The hidden risk to your Social Security payments
Many people assume that once they’ve worked for at least 10 years and reached the minimum retirement age of 62, their Social Security benefits are guaranteed. But there’s a catch: the federal government has the authority to garnish Social Security payments to recover certain types of debts—including unpaid student loans.
This means that if you have an outstanding federal student loan, the government can withhold part of your Social Security check until the debt is repaid. For retirees relying solely on their benefits, this can be financially devastating.
How student loan debt can follow you into retirement
You might think student loans are a young person’s burden, but the truth is that millions of Americans over 50 still owe money on their education. Some took out loans later in life to change careers, while others became co-signers for their children or grandchildren. Either way, the consequences of unpaid loans can be severe.
When student loan payments are neglected, the Department of Education can take action by garnishing wages, tax refunds, and—yes—even Social Security benefits. Unlike most other debts, federal student loans don’t disappear with age, and bankruptcy doesn’t always clear them.
What happens when Social Security gets garnished?
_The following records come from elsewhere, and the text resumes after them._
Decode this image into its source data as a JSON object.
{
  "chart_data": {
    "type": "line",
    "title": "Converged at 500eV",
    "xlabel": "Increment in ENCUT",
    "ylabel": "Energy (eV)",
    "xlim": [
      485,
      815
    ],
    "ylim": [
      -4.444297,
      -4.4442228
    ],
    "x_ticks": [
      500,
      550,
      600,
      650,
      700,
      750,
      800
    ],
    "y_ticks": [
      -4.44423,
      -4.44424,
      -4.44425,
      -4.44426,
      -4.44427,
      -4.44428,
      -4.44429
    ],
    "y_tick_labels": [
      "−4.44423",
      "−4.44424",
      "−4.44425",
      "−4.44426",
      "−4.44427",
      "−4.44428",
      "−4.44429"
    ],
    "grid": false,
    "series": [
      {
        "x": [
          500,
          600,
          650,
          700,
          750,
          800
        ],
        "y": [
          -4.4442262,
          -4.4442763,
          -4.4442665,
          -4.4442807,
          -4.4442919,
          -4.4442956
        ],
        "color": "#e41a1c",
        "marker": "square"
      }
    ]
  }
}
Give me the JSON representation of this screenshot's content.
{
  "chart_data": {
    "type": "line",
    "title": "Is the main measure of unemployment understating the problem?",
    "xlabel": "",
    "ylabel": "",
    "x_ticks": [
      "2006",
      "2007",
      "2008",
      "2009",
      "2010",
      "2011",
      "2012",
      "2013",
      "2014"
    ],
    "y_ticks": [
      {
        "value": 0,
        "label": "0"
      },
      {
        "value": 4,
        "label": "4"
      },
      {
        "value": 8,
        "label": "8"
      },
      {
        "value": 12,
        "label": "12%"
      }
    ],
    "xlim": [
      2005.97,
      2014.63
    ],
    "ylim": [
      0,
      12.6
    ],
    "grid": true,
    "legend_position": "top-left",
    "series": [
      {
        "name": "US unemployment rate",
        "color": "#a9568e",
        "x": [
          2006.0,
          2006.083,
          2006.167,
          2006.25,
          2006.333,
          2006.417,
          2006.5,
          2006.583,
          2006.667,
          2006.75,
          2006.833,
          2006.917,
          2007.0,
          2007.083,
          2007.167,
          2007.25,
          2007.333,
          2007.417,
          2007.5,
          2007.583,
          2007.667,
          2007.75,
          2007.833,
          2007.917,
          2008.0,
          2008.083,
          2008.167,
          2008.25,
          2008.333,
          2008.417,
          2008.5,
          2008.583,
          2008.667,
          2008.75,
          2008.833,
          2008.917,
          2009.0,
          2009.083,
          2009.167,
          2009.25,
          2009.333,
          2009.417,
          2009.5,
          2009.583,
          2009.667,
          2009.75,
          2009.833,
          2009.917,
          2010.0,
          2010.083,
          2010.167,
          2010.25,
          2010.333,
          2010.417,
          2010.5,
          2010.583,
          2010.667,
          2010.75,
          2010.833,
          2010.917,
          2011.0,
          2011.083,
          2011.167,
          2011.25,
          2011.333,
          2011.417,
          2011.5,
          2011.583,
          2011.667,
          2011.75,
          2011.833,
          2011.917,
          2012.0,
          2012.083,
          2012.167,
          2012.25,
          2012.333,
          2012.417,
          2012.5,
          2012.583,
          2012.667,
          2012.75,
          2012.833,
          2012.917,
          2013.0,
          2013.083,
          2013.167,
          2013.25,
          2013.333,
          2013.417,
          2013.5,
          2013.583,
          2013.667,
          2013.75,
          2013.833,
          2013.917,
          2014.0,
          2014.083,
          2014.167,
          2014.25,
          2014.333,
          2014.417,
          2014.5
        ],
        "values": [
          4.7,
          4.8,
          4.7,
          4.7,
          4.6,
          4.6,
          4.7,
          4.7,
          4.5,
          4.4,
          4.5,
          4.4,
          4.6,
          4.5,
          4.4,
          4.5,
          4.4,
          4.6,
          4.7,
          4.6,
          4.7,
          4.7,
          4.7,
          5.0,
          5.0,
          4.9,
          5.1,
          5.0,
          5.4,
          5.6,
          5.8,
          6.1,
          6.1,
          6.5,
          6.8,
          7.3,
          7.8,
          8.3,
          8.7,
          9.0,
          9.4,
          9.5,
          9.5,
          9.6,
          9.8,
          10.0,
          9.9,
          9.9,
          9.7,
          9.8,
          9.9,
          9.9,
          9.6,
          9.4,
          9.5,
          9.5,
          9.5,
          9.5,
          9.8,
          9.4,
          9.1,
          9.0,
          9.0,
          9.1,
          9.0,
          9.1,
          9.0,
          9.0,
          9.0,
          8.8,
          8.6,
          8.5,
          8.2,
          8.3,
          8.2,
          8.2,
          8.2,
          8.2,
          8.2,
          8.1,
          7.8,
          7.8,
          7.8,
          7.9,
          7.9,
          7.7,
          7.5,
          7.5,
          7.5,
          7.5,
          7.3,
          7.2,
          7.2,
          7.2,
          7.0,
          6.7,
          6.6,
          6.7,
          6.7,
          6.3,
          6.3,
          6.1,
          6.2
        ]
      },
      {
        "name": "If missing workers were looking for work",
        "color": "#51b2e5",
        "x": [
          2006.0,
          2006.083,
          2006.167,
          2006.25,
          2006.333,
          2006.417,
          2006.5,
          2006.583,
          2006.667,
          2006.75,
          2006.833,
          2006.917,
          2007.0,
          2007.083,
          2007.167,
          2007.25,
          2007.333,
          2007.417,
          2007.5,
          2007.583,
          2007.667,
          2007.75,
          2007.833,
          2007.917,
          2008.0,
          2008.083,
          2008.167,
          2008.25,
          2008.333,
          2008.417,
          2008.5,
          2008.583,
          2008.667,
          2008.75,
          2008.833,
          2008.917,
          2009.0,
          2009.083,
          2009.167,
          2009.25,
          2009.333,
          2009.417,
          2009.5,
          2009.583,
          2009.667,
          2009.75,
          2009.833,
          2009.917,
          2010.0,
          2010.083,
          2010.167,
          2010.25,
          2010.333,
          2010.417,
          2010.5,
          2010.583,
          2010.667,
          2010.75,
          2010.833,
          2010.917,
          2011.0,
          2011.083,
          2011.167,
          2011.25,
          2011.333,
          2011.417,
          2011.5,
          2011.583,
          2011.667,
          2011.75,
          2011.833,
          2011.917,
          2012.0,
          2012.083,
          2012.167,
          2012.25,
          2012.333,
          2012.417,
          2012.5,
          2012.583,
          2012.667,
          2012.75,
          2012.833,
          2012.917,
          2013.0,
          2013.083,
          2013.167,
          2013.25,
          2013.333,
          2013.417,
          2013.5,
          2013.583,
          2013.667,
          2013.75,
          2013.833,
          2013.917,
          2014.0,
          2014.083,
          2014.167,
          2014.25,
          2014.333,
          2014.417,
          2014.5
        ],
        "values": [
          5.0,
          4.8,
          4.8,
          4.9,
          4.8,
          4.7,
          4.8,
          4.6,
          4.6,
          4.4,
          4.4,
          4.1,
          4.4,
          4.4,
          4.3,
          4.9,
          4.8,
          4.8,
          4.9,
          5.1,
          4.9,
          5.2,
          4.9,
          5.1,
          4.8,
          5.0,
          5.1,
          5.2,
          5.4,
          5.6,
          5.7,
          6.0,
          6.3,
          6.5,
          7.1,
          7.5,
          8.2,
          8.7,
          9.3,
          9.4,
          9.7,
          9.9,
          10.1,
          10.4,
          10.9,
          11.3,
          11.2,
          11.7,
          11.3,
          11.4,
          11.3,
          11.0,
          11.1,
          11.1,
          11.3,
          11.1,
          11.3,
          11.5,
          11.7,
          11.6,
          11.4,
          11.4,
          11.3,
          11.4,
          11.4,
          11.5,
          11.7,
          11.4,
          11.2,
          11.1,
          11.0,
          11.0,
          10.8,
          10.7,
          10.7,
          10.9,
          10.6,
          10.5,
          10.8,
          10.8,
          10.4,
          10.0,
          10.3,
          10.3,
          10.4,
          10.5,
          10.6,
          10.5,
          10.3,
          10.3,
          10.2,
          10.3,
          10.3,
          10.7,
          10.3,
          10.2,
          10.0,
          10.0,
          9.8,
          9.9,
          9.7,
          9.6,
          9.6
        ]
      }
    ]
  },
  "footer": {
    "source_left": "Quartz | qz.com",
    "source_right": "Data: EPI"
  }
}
If you default on your federal student loans, the government can withhold up to 15% of your Social Security check. While they won’t take your entire benefit, they can reduce your payment significantly, leaving you with less money for essentials like rent, food, and healthcare.
Even worse, the government can garnish Social Security Disability Insurance (SSDI) benefits as well, making it even harder for those who are unable to work to stay financially stable.
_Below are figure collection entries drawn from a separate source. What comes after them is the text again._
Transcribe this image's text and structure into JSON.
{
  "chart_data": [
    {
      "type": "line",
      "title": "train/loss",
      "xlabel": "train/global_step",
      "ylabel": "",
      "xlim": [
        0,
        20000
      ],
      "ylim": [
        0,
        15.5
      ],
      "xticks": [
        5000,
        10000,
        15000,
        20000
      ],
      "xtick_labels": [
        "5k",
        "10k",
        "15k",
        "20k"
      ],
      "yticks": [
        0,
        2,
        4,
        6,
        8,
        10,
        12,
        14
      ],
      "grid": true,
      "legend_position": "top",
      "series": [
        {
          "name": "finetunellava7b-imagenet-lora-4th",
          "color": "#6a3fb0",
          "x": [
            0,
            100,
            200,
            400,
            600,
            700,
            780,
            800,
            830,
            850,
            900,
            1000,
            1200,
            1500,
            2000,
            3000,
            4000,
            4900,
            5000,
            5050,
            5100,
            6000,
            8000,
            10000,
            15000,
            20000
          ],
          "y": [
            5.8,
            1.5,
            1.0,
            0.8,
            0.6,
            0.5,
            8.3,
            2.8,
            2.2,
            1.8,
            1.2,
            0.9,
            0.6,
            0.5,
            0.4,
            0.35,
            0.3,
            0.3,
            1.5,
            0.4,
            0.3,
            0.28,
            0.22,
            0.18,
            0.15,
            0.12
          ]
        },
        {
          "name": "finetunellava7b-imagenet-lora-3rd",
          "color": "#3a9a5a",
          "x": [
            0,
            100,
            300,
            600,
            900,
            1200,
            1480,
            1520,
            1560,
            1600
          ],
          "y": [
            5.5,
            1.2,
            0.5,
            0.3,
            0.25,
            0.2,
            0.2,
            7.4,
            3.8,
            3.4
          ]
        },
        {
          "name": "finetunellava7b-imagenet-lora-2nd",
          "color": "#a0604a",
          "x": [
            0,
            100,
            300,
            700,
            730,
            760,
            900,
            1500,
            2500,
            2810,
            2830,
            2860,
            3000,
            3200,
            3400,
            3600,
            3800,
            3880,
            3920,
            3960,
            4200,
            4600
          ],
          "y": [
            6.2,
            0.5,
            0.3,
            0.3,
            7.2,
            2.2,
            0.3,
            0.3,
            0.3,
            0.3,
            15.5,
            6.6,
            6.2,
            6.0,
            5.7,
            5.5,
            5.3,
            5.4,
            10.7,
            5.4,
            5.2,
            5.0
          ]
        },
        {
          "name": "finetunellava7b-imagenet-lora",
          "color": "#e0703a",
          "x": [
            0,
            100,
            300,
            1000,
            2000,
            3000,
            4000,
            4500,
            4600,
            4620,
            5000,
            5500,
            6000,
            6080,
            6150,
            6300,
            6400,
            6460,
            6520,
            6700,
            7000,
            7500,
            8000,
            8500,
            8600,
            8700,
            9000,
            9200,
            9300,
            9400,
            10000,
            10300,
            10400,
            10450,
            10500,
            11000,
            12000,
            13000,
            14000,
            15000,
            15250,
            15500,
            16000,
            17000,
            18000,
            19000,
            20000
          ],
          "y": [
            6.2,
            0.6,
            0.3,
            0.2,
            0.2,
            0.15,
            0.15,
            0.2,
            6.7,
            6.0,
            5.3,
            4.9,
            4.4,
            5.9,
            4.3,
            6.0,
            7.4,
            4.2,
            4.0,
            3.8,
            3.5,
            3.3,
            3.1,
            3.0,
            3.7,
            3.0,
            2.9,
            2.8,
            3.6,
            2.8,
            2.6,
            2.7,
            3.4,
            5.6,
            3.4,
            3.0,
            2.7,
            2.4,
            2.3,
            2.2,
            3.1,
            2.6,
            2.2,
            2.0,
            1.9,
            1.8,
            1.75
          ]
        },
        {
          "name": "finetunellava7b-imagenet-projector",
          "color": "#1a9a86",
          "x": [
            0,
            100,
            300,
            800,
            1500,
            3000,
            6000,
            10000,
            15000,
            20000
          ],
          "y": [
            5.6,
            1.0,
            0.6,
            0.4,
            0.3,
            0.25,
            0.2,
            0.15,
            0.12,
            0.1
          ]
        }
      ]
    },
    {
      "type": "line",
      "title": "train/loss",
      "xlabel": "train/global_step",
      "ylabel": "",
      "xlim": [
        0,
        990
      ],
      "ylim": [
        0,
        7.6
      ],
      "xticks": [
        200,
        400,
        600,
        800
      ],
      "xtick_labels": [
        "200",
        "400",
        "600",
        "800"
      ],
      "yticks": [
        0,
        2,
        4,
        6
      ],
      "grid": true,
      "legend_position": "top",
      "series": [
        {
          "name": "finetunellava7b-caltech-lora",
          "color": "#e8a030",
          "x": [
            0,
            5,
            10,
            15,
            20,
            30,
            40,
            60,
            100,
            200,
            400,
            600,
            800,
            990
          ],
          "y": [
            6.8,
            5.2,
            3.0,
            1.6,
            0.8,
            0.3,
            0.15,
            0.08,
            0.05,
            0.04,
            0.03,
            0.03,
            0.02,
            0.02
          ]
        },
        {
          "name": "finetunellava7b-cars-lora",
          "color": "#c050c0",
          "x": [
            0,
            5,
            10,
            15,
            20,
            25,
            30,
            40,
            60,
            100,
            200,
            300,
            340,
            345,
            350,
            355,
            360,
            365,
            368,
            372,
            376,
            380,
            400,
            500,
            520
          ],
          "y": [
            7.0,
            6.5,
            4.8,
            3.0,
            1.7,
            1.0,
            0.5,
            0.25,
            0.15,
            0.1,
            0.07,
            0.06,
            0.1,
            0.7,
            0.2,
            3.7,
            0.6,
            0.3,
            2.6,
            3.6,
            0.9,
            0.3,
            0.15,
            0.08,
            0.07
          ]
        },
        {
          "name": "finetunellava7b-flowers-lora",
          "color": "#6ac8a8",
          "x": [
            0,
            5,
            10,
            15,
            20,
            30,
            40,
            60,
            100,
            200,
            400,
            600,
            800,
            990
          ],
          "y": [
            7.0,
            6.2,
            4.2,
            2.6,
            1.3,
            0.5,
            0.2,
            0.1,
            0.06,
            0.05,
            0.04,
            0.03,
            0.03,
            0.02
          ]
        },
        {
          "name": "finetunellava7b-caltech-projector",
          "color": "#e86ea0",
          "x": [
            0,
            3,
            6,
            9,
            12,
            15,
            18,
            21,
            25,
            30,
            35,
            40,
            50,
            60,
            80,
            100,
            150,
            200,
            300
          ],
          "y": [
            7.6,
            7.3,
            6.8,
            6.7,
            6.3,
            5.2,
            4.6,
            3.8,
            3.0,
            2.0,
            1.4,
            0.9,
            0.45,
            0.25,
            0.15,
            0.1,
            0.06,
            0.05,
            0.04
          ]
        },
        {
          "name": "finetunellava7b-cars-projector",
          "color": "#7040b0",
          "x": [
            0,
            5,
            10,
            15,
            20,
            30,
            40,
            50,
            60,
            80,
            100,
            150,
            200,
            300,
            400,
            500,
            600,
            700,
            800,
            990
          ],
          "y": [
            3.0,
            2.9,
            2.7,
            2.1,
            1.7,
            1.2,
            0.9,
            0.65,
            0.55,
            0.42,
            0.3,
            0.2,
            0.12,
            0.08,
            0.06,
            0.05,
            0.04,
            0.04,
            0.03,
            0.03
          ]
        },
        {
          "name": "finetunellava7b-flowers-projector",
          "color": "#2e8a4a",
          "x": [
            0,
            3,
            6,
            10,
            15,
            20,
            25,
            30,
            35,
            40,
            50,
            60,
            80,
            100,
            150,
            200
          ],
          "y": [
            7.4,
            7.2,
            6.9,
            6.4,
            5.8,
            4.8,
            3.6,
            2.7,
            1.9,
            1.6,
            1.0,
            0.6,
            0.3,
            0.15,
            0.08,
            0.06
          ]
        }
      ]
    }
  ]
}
Can you stop Social Security garnishment?
The good news is that there are ways to prevent or reduce the impact of student loan garnishment:
- Loan consolidation or repayment plans – Some federal programs allow borrowers to restructure their debt, making it easier to manage.
- Income-driven repayment plans – These plans can lower monthly payments to a more affordable amount based on your income.
- Loan forgiveness programs – In some cases, borrowers may qualify for loan forgiveness after a certain period of payments or under special circumstances.
- Disability discharge – If you have a serious disability, you may be able to have your loans discharged entirely.
Don’t let student debt derail your retirement
If you’re over 50 and still have student loan debt—whether it’s yours or you co-signed for someone else—it’s essential to address it before you retire. The longer the debt lingers, the greater the risk that it will eat into your Social Security benefits.
For those already facing garnishment, contacting a Social Security office or a financial advisor can help you explore your options and find the best way to regain control of your benefits.